As UU Minister, Rev. Sara LaWall stated when reflecting on the adoption of the 8th Principle in her church, Boise Unitarian Universalist Fellowship, “What would we think about ourselves if we didn’t pass it” (https://youtu.be/WKvym76E-9M)? I ask the same question about our Fellowship! What would we, the members of UUFP, think about ourselves if we fail to adopt the 8th Principle? What would we tell our Fellowship children if we didn’t pass it? How would we explain that to them? What message would we be sending to our Black, Brown and Indigenous congregants if we didn’t pass it? What would it say about our commitment to Widen the Circle of Concern and become welcoming to all who come through our doors? What would we tell our sister UU congregations who have already passed it—CVUU, First UU of Richmond, UU of Glenn Allen, and all the other 184 UU churches around the country who have adopted it? After all, the proposed principle was an invitation by Unitarian Universalist leaders of color, who have been marginalized repeatedly over the decades and centuries by our denomination. They created this language to invite us to re-evaluate our UU commitment to become a truly anti-racist religious tradition. Do we White UU’s want to edit their words, thus marginalizing them again?

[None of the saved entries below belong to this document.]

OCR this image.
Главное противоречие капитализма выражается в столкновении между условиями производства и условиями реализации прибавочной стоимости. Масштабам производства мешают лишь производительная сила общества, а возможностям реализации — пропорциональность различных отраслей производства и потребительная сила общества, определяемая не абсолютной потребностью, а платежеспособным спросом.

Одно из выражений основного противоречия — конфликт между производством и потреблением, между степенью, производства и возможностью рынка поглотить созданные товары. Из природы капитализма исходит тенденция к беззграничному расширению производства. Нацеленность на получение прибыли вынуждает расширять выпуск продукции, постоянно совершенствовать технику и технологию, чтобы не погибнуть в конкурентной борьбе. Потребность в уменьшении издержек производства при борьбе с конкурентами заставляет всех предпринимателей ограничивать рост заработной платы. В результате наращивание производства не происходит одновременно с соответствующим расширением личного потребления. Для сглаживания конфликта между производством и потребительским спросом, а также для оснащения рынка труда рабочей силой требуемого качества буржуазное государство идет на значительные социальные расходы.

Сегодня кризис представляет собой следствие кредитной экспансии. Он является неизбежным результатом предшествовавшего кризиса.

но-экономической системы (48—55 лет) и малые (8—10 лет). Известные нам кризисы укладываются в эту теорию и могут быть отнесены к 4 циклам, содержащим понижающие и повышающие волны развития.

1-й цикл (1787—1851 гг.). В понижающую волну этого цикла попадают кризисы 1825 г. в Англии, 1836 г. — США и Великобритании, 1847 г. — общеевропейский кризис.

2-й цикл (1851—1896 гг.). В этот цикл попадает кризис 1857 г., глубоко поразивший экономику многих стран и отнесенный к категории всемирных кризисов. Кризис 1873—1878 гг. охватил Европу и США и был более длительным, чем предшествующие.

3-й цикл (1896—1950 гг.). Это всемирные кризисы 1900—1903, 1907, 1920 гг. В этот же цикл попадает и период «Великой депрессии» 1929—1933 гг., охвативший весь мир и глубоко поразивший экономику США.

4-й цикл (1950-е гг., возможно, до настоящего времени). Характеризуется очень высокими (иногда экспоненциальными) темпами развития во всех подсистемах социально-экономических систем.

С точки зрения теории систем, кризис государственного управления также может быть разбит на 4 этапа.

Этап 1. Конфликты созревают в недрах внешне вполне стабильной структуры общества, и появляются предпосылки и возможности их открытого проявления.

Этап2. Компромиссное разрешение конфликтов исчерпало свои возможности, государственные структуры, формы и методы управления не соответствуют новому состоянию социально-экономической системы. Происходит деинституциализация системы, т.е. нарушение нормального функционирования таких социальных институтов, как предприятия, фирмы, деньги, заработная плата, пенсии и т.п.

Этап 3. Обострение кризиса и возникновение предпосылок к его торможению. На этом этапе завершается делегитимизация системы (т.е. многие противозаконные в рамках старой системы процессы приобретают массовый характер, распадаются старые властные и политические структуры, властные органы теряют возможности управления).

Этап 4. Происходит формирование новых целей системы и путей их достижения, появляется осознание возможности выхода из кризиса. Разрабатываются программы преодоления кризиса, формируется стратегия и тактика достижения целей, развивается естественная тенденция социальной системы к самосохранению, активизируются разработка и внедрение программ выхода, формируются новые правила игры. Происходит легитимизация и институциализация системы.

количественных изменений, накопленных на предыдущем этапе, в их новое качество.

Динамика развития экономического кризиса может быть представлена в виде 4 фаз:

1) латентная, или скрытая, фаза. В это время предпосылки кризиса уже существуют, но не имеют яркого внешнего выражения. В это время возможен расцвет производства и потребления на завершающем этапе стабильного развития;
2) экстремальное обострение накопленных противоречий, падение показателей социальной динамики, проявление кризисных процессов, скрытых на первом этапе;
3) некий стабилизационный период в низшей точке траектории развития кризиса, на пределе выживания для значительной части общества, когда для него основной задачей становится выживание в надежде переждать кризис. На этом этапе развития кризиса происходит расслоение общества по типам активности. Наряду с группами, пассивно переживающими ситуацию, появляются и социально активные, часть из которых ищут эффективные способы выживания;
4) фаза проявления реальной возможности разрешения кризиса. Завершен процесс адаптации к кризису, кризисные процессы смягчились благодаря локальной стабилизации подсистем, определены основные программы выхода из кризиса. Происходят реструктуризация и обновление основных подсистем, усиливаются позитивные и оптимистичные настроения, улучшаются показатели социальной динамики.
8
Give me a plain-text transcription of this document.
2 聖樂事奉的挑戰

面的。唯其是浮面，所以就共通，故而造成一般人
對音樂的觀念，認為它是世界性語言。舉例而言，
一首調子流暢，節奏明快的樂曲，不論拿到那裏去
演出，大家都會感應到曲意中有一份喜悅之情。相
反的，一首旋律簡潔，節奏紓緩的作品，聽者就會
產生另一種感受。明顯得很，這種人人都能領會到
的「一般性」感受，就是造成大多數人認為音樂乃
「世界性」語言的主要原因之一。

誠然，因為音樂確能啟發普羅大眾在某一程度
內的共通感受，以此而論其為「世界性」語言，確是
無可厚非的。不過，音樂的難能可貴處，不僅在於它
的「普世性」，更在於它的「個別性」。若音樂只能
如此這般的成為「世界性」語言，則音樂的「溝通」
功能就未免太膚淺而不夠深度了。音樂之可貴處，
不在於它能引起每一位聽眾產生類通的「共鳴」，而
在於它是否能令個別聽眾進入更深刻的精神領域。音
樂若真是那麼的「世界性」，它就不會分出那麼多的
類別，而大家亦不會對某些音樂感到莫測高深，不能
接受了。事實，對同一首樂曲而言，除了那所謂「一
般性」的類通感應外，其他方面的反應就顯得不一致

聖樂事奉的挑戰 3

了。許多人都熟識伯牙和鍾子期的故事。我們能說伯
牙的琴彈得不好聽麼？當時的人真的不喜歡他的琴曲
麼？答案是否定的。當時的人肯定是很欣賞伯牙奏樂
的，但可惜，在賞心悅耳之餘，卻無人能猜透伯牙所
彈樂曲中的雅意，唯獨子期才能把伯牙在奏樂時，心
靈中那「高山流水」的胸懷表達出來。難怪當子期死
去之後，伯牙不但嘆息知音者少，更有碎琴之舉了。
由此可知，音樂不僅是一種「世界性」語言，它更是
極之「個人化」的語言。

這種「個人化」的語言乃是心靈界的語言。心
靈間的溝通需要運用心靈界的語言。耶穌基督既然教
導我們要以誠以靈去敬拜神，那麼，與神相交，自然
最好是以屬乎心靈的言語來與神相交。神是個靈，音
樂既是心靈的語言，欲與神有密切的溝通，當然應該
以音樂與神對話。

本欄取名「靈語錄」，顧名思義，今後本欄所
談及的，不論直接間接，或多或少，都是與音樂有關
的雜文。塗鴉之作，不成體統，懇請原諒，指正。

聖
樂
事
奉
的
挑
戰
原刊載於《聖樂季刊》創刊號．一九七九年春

So, in conclusion, let us lead; let us be bold; let us stand up for what is right; let us walk our talk; let us publicly declare that we are an anti-racist congregation working to accountably dismantle systemic racism within ourselves, our congregation, and our larger community. Let us truly, and actually, take the bold steps necessary to create Beloved Community together. The time is now for us to answer Martin Luther King’s 60-year-old cry, finally…The Fierce Urgency of Now can no longer be ignored. Or as Eldridge Cleaver and others often declared, “If you are not part of the solution, you are part of the problem.”